La présence - Fondation du doute. Wolf Vostell, Fandango (détail), 1975-1977. Collection Gino Di Maggio © Marie-Christine Sentenac, Fondation du doute, Blois, 2022.
Anonymat, collectif, anti-individualisme en sont les maîtres mots. Le musicien new-yorkais d’origine lituanienne, chef de file du groupe, réunissait autour de lui des personnalités aussi singulières et différentes par leurs origines que par leurs pratiques; Yoko Ono, John Cage, Wolf Vostell et Joseph Beuys (ennemis jurés), Georges Brecht, Robert Filliou, Allan Kaprow, Ben Patterson, Jean-Jacques Lebel… et BEN qui signe tout, du moindre objet trivial aux travaux des autres. On voit apparaître le Mail art (les créations plastiques font le tour du monde via le courrier postal, Ray Johnson envoie des milliers d’enveloppes à des célébrités ou des inconnus).
Daniel Spoerri, tableaux-pièges astro-gastronomiques, 1975. Collection Gino Di Maggio © Marie-Christine Sentenac, Fondation du doute, Blois, 2022.
Les Happenings, le Eat Art (Daniel Spoerri et ses tableaux-pièges, restes de repas, vaisselle, débris collés sur une table accrochée comme un tableau), l’Art vidéo (Nam June Paik, substitue l’écran de télévision à la toile), les performances (en 1952 John Cage compose 4’33 de…silence), le Minimalisme (économie de moyens), l’Art-amusement (actions de rue, boites de jeux…). « Fluxus ne peut pas être défini de trop près » dixit Dick Higgins.
© Marie-Christine Sentenac, Fondation du doute, Blois, 2022.
Ben ne tarit pas d’éloges sur ses compagnons de route et propose un tour dans les collections permanentes avant de faire visiter l’espace où il présente son Ego Indestructible dans le pavillon d’exposition construit dans la cour.
… « Fluxus c’est l’histoire d’une bande de ratés qui ont réussi à entrer dans l’histoire de l’art »… Ils ne sont plus nombreux à pouvoir le contredire ! « L’esprit Fluxus c’est se poser des questions. L’art vit dans l’ego et l’ego j’en ai marre…Tout ce qui veut survivre c’est de l’ego. »
© Marie-Christine Sentenac, Fondation du doute, Blois, 2022.
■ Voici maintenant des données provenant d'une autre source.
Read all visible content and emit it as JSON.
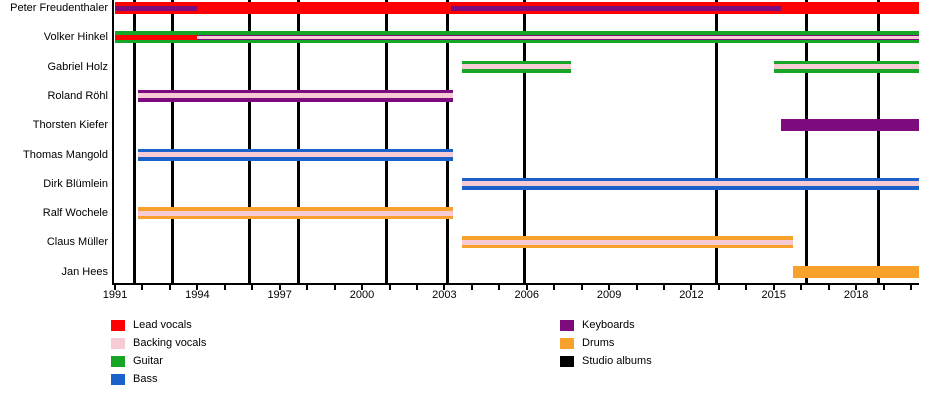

Pour étayer son propos Ben brandit un petit carnet noir, titré de blanc (bien sûr) L’Ego Indestructible : « … je profite de cette expo à la Fondation du doute de Blois pour faire le point dans ma tête sur l’EGO et Fluxus … je jette à l’eau mes pensées comme elles me viennent, c’est des bêtises que j’ai écrites mais ça me plaît .»
Il commente les pièces ludiques qui enchantent les regardeurs et raconte mille anecdotes loufoques; « Sur la promenade des Anglais, assis sur un banc, je brandissais une pancarte : Je regarde passer les femmes…».
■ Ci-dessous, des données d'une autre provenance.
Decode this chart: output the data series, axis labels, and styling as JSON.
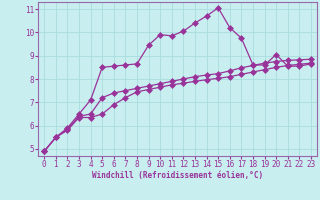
{
  "xlabel": "Windchill (Refroidissement éolien,°C)",
  "bg_color": "#c8eef0",
  "line_color": "#993399",
  "grid_color": "#aadddd",
  "spine_color": "#9966aa",
  "xlim": [
    -0.5,
    23.5
  ],
  "ylim": [
    4.7,
    11.3
  ],
  "xticks": [
    0,
    1,
    2,
    3,
    4,
    5,
    6,
    7,
    8,
    9,
    10,
    11,
    12,
    13,
    14,
    15,
    16,
    17,
    18,
    19,
    20,
    21,
    22,
    23
  ],
  "yticks": [
    5,
    6,
    7,
    8,
    9,
    10,
    11
  ],
  "series1_x": [
    0,
    1,
    2,
    3,
    4,
    5,
    6,
    7,
    8,
    9,
    10,
    11,
    12,
    13,
    14,
    15,
    16,
    17,
    18,
    19,
    20,
    21,
    22,
    23
  ],
  "series1_y": [
    4.9,
    5.5,
    5.8,
    6.35,
    6.35,
    6.5,
    6.9,
    7.2,
    7.45,
    7.55,
    7.65,
    7.75,
    7.82,
    7.9,
    7.97,
    8.03,
    8.1,
    8.2,
    8.3,
    8.4,
    8.5,
    8.58,
    8.63,
    8.68
  ],
  "series2_x": [
    0,
    1,
    2,
    3,
    4,
    5,
    6,
    7,
    8,
    9,
    10,
    11,
    12,
    13,
    14,
    15,
    16,
    17,
    18,
    19,
    20,
    21,
    22,
    23
  ],
  "series2_y": [
    4.9,
    5.5,
    5.85,
    6.4,
    6.5,
    7.2,
    7.4,
    7.5,
    7.6,
    7.7,
    7.8,
    7.9,
    8.0,
    8.1,
    8.17,
    8.23,
    8.35,
    8.48,
    8.58,
    8.68,
    8.75,
    8.8,
    8.82,
    8.85
  ],
  "series3_x": [
    0,
    1,
    2,
    3,
    4,
    5,
    6,
    7,
    8,
    9,
    10,
    11,
    12,
    13,
    14,
    15,
    16,
    17,
    18,
    19,
    20,
    21,
    22,
    23
  ],
  "series3_y": [
    4.9,
    5.5,
    5.9,
    6.5,
    7.1,
    8.5,
    8.55,
    8.6,
    8.65,
    9.45,
    9.9,
    9.85,
    10.05,
    10.4,
    10.7,
    11.05,
    10.2,
    9.75,
    8.6,
    8.6,
    9.05,
    8.55,
    8.55,
    8.65
  ],
  "marker": "+",
  "marker_size": 3,
  "line_width": 0.9,
  "tick_fontsize": 5.5,
  "xlabel_fontsize": 5.5
}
© Marie-Christine Sentenac, Fondation du doute, Blois, 2022.
Ses souvenirs l’enchantent. «…Georges Brecht c’est le plus grand !…Un jour à New-York il a exposé dans une grande galerie un portemanteau, tout le monde y a accroché son vêtement et on cherchait son œuvre, (il rit), il a gagné, il a transformé son œuvre en vie, il a gagné. ».
Comme là je transforme SA pièce en vie, je suis assis sur SA chaise, appuyé sur SA table sans socle …C’EST RADICAL…»
Il adore décrire les concerts, l’origine du mouvement, performances où chacun pendant moins de deux minutes se soumettait aux applaudissements.
« Moi, je mettais la musique d’ Il était une fois dans l’Ouest. Je descendais dans la salle et je commençais à taper sur tout le monde. Les gens étaient interloqués puis bagarre générale, la musique s’arrêtait, je remontais sur scène, je saluais…au suivant…». Avec la complicité du directeur du lieu, Alain Goulesque, il mime les différents tableaux, à l’époque listés dans un répertoire où chacun puisait au gré de son humeur et de sa fantaisie une de ses pièces où celle d’un alter ego … de Robert Watts les partitions auxquelles on met le feu, le violon de Nam June Païk que l’on massacre devant une audience médusée … on pourrait l’écouter pendant des heures.
© Marie-Christine Sentenac, Fondation du doute, Blois, 2022.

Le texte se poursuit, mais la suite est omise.